Mezzo mondo, in queste ore, ha conosciuto l’esistenza di Qu Jing. Lei è la direttrice delle Pubbliche relazioni nonché vicepresidentessa di Baidu, l’equivalente di Google in Cina. Anzi: l’ex direttrice ed ex vicepresidentessa. Il suo potere, con obbligo di dimissioni, si è dissolto dopo quattro video pubblicati a stretto giro sui social mandarini e in cui la top manager ne diceva di ogni contro i diritti dei lavoratori.

Qu Jing, di sicuro, pensava di fare cosa gradita a Baidu, visto che in Cina nel settore dell’hi-tech vige la regola durissima del “996”, un acronimo numerico che sintetizza l’orario di lavoro dalle 9 delle mattina alle 9 di sera per sei giorni su sette. Una cultura tossica caldeggiata persino dal tycoon Jack Ma, fondatore di Alibaba, multinazionale cinese del commercio elettronico.

I video pubblicati da Qu Jing su Douyin, il TikTok mandarino, non sono stati da meno e aiutano a capire quanto il nostro Statuto dei lavoratori – legge 300 del 20 maggio 1970 – sia una conquista da difendere con le unghie e con i denti, a qualunque costo, perché viviamo ancora in una latitudine del mondo in cui lo stipendio è sì una necessità di sopravvivenza, ma ci sono diritti e valori che meritano la massima salvaguardia (qui verrebbe da aprire un’altra parentesi, viste le tanti morti bianche che si contano nel nostro Paese, con le aziende che “mangiano” vite e speranze, ma questa è ancora un’altra storia).

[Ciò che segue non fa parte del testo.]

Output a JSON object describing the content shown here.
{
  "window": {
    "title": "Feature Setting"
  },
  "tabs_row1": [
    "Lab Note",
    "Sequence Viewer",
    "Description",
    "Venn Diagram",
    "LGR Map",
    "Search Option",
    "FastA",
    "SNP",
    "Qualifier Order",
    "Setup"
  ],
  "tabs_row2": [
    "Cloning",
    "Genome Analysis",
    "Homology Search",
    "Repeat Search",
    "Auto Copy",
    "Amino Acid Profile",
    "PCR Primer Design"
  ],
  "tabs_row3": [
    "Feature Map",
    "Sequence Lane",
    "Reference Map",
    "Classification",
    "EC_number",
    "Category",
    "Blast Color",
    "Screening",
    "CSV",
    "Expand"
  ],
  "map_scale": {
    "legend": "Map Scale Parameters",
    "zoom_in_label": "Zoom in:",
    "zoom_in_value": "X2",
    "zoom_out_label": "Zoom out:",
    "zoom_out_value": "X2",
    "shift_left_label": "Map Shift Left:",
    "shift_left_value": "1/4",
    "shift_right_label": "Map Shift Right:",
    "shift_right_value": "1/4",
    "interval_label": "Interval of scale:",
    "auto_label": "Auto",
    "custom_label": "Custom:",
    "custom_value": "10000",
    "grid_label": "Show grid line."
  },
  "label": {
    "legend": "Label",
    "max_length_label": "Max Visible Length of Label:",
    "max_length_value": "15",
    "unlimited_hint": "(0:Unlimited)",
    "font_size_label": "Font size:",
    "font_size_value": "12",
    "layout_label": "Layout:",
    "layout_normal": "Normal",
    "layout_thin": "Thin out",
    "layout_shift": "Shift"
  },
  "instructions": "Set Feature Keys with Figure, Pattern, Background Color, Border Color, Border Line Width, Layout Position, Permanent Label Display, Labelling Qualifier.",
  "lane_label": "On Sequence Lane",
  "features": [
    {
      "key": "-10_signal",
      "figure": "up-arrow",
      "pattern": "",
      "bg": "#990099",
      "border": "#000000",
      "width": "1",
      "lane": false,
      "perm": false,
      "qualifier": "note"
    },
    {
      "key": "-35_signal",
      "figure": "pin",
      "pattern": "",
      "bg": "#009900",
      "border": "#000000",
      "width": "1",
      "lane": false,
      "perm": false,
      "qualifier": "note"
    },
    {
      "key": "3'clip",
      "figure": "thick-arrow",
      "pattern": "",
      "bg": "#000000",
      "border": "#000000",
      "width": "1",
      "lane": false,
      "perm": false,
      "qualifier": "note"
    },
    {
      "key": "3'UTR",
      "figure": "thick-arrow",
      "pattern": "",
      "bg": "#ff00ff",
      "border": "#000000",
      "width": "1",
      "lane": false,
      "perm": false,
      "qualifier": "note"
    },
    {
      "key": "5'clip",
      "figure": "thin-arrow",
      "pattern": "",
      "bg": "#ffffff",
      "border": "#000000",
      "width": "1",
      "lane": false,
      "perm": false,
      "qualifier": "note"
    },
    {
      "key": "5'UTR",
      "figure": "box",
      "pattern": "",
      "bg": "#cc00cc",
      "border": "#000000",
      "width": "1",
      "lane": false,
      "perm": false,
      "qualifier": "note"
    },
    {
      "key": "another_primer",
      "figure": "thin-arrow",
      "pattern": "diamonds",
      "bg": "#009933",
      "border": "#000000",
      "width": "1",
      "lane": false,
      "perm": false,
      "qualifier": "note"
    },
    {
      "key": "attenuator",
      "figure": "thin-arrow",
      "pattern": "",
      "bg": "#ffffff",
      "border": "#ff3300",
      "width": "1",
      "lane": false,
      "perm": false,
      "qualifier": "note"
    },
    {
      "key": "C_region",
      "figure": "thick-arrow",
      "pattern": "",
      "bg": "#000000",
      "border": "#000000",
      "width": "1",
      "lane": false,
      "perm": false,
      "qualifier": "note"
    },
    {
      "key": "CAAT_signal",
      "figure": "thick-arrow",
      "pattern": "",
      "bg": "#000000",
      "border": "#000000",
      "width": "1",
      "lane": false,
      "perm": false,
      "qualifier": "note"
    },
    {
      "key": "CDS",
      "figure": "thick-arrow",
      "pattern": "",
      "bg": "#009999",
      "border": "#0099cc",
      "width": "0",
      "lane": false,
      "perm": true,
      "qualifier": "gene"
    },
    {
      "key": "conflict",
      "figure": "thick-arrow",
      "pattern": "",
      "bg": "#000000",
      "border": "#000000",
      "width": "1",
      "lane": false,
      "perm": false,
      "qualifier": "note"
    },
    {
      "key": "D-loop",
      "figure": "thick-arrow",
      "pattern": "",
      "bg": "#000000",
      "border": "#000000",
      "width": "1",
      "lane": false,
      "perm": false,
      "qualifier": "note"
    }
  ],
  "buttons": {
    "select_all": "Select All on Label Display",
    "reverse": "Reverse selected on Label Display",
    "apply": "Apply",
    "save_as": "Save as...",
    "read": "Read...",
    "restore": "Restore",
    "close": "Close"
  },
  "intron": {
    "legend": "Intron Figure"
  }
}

Si diceva, Qu Jing: la manager, madre di un bambino, ha fatto sapere di non conoscere nemmeno «quale classe frequenti mio figlio, perché io non ho tempo fuori dal lavoro». Una scelta di vita, condivisibile o meno, ma che se fosse personale metterebbe in automatico l’interessato al riparo da giudizi e pregiudizi. Invece Qu Jing ha detto che quell’approccio deve diventare una pratica universale per i dipendenti di Baidu. 

«Tenete sempre in mente che mi basta una parola per farvi diventare disoccupati a vita in questa industria», ha continuato la manager in un passaggio delle sue lezioni online, contestate da milioni di utenti. Qu Jing ha provato a rispondere schiacciando prima di tutto il tasto “Cancel” sul suo intero repertorio. Ma ormai era troppo tardi. Anche perché le parole della direttrice-vicepresidentessa sono state un’escalation di brutalità.

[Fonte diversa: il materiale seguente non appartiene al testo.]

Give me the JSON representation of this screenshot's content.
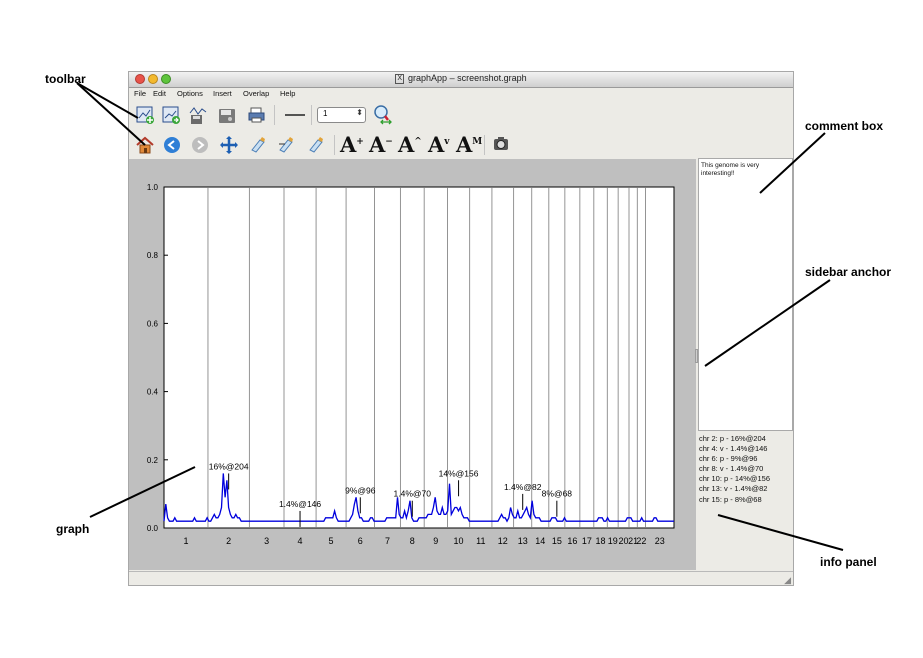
{
  "callouts": {
    "toolbar": "toolbar",
    "comment_box": "comment box",
    "sidebar_anchor": "sidebar anchor",
    "graph": "graph",
    "info_panel": "info panel"
  },
  "window": {
    "title": "graphApp – screenshot.graph",
    "title_icon": "X",
    "menu": [
      "File",
      "Edit",
      "Options",
      "Insert",
      "Overlap",
      "Help"
    ]
  },
  "toolbar": {
    "row1_icons": [
      "new-graph-icon",
      "open-graph-icon",
      "save-graph-icon",
      "save-as-icon",
      "print-icon",
      "line-style-icon",
      "zoom-icon"
    ],
    "line_width_value": "1",
    "row2_icons": [
      "home-icon",
      "back-icon",
      "forward-icon",
      "pan-icon",
      "zoom-in-icon",
      "zoom-out-icon",
      "zoom-reset-icon",
      "font-bigger-icon",
      "font-smaller-icon",
      "font-up-icon",
      "font-down-icon",
      "font-max-icon",
      "screenshot-icon"
    ]
  },
  "comment": {
    "text": "This genome is very interesting!!"
  },
  "info": {
    "lines": [
      "chr 2: p - 16%@204",
      "chr 4: v - 1.4%@146",
      "chr 6: p - 9%@96",
      "chr 8: v - 1.4%@70",
      "chr 10: p - 14%@156",
      "chr 13: v - 1.4%@82",
      "chr 15: p - 8%@68"
    ]
  },
  "chart_data": {
    "type": "line",
    "title": "",
    "xlabel": "",
    "ylabel": "",
    "ylim": [
      0,
      1.0
    ],
    "yticks": [
      "0.0",
      "0.2",
      "0.4",
      "0.6",
      "0.8",
      "1.0"
    ],
    "chromosomes": [
      "1",
      "2",
      "3",
      "4",
      "5",
      "6",
      "7",
      "8",
      "9",
      "10",
      "11",
      "12",
      "13",
      "14",
      "15",
      "16",
      "17",
      "18",
      "19",
      "20",
      "21",
      "22",
      "23"
    ],
    "line_color": "#0000dd",
    "series": [
      {
        "values": [
          0.02,
          0.07,
          0.03,
          0.02,
          0.02,
          0.02,
          0.03,
          0.02,
          0.02,
          0.02,
          0.02,
          0.02,
          0.02,
          0.02,
          0.02,
          0.02,
          0.02,
          0.03,
          0.02,
          0.02,
          0.02,
          0.02,
          0.02,
          0.02,
          0.03,
          0.02,
          0.02,
          0.03,
          0.04,
          0.03,
          0.03,
          0.04,
          0.06,
          0.16,
          0.09,
          0.14,
          0.06,
          0.04,
          0.03,
          0.03,
          0.04,
          0.03,
          0.03,
          0.02,
          0.02,
          0.02,
          0.02,
          0.02,
          0.02,
          0.02,
          0.02,
          0.02,
          0.02,
          0.02,
          0.02,
          0.02,
          0.02,
          0.02,
          0.02,
          0.02,
          0.02,
          0.02,
          0.02,
          0.02,
          0.02,
          0.02,
          0.02,
          0.02,
          0.02,
          0.02,
          0.02,
          0.02,
          0.02,
          0.02,
          0.02,
          0.02,
          0.02,
          0.02,
          0.02,
          0.02,
          0.02,
          0.02,
          0.02,
          0.02,
          0.02,
          0.02,
          0.02,
          0.02,
          0.02,
          0.02,
          0.03,
          0.03,
          0.03,
          0.03,
          0.03,
          0.05,
          0.03,
          0.02,
          0.02,
          0.02,
          0.02,
          0.02,
          0.02,
          0.02,
          0.03,
          0.04,
          0.07,
          0.09,
          0.05,
          0.03,
          0.03,
          0.02,
          0.02,
          0.02,
          0.02,
          0.03,
          0.03,
          0.02,
          0.02,
          0.02,
          0.02,
          0.02,
          0.02,
          0.02,
          0.03,
          0.03,
          0.03,
          0.03,
          0.03,
          0.03,
          0.09,
          0.04,
          0.03,
          0.03,
          0.05,
          0.03,
          0.05,
          0.08,
          0.03,
          0.02,
          0.02,
          0.02,
          0.03,
          0.03,
          0.03,
          0.03,
          0.03,
          0.04,
          0.04,
          0.04,
          0.06,
          0.09,
          0.05,
          0.04,
          0.04,
          0.06,
          0.04,
          0.04,
          0.05,
          0.13,
          0.04,
          0.05,
          0.06,
          0.06,
          0.05,
          0.06,
          0.04,
          0.03,
          0.03,
          0.03,
          0.02,
          0.02,
          0.02,
          0.02,
          0.02,
          0.02,
          0.02,
          0.02,
          0.02,
          0.02,
          0.02,
          0.02,
          0.02,
          0.02,
          0.02,
          0.02,
          0.02,
          0.03,
          0.04,
          0.03,
          0.03,
          0.02,
          0.03,
          0.06,
          0.04,
          0.03,
          0.03,
          0.05,
          0.03,
          0.03,
          0.04,
          0.05,
          0.06,
          0.04,
          0.03,
          0.08,
          0.04,
          0.03,
          0.03,
          0.03,
          0.02,
          0.02,
          0.02,
          0.02,
          0.02,
          0.02,
          0.03,
          0.03,
          0.03,
          0.02,
          0.02,
          0.02,
          0.02,
          0.03,
          0.02,
          0.02,
          0.02,
          0.02,
          0.02,
          0.02,
          0.02,
          0.02,
          0.02,
          0.02,
          0.02,
          0.02,
          0.02,
          0.02,
          0.02,
          0.02,
          0.02,
          0.02,
          0.03,
          0.03,
          0.03,
          0.02,
          0.02,
          0.03,
          0.02,
          0.02,
          0.02,
          0.02,
          0.02,
          0.02,
          0.02,
          0.02,
          0.02,
          0.02,
          0.03,
          0.03,
          0.03,
          0.02,
          0.02,
          0.02,
          0.02,
          0.02,
          0.03,
          0.02,
          0.02,
          0.02,
          0.02,
          0.02,
          0.02,
          0.03,
          0.03,
          0.02,
          0.02,
          0.02,
          0.02,
          0.02,
          0.02,
          0.02,
          0.02,
          0.02,
          0.02
        ]
      }
    ],
    "annotations": [
      {
        "label": "16%@204",
        "chr": "2",
        "y": 0.16
      },
      {
        "label": "1.4%@146",
        "chr": "4",
        "y": 0.05
      },
      {
        "label": "9%@96",
        "chr": "6",
        "y": 0.09
      },
      {
        "label": "1.4%@70",
        "chr": "8",
        "y": 0.08
      },
      {
        "label": "14%@156",
        "chr": "10",
        "y": 0.14
      },
      {
        "label": "1.4%@82",
        "chr": "13",
        "y": 0.1
      },
      {
        "label": "8%@68",
        "chr": "15",
        "y": 0.08
      }
    ],
    "grid": "vertical chromosome boundaries"
  }
}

«Chi lavora qui, dev’essere disponibile 24 ore su 24, il telefono si tiene sempre acceso, non si chiedono ferie, non ci sono fine-settimana, si lavora anche cinquanta giorni di fila, non conta il vostro benessere, mi interessano solo i risultati: non sono vostra madre», ha tuonato ancora, convinta di raccogliere chissà quale consenso, anche da parte della propria azienda.

Solo su Sina Weibo, altra applicazione made in Cina paragonata a Instagram o Twitter, il dibattito sulle parole di Qu Jing ha incassato oltre 150 milioni di visualizzazioni. Un’onda gigantesca di indignazione che la manager di sicuro non immaginava. «Ho letto con attenzione le critiche, le ho trovate pertinenti – è stata la resa e la retromarcia della vicepresidentessa -: ci ho riflettuto e le accetto umilmente. Imparerò dai miei errori e migliorerò il modo con cui comunico con lo staff, mi interesserò di più ai miei colleghi».

Già, i colleghi. Una parola che prima delle scuse la direttrice di Baidu ha mai usato. Anzi. La manager, nei suoi video, ha sempre mantenuto la distanza gerarchica e anche ammonito i dipendenti contro l’eventualità di ottenere riposi in nome della genitorialità. Tutti comportamenti che avrebbero portato a licenziamenti in tronco, è stata la minaccia di Qu Jing, con referenze tali da non permettere più l’assunzione in nessun’altra azienda cinese.

«Chi lavora per Baidu non si sentirà mai parte di una famiglia, se questo è il livello dei dirigenti», ha scritto sui social un utente cinese. Insomma, sotto il profilo mediatico, l’ostinazione di Qu Jing a fare proseliti sullo stacanovismo senza limiti si è trasformata in un disastro mediatico. Il titolo Baidu, quotato in Borsa, ha perso il due per cento. L’ormai ex vicepresidentessa dovrò darsi molto da fare per risalire la china.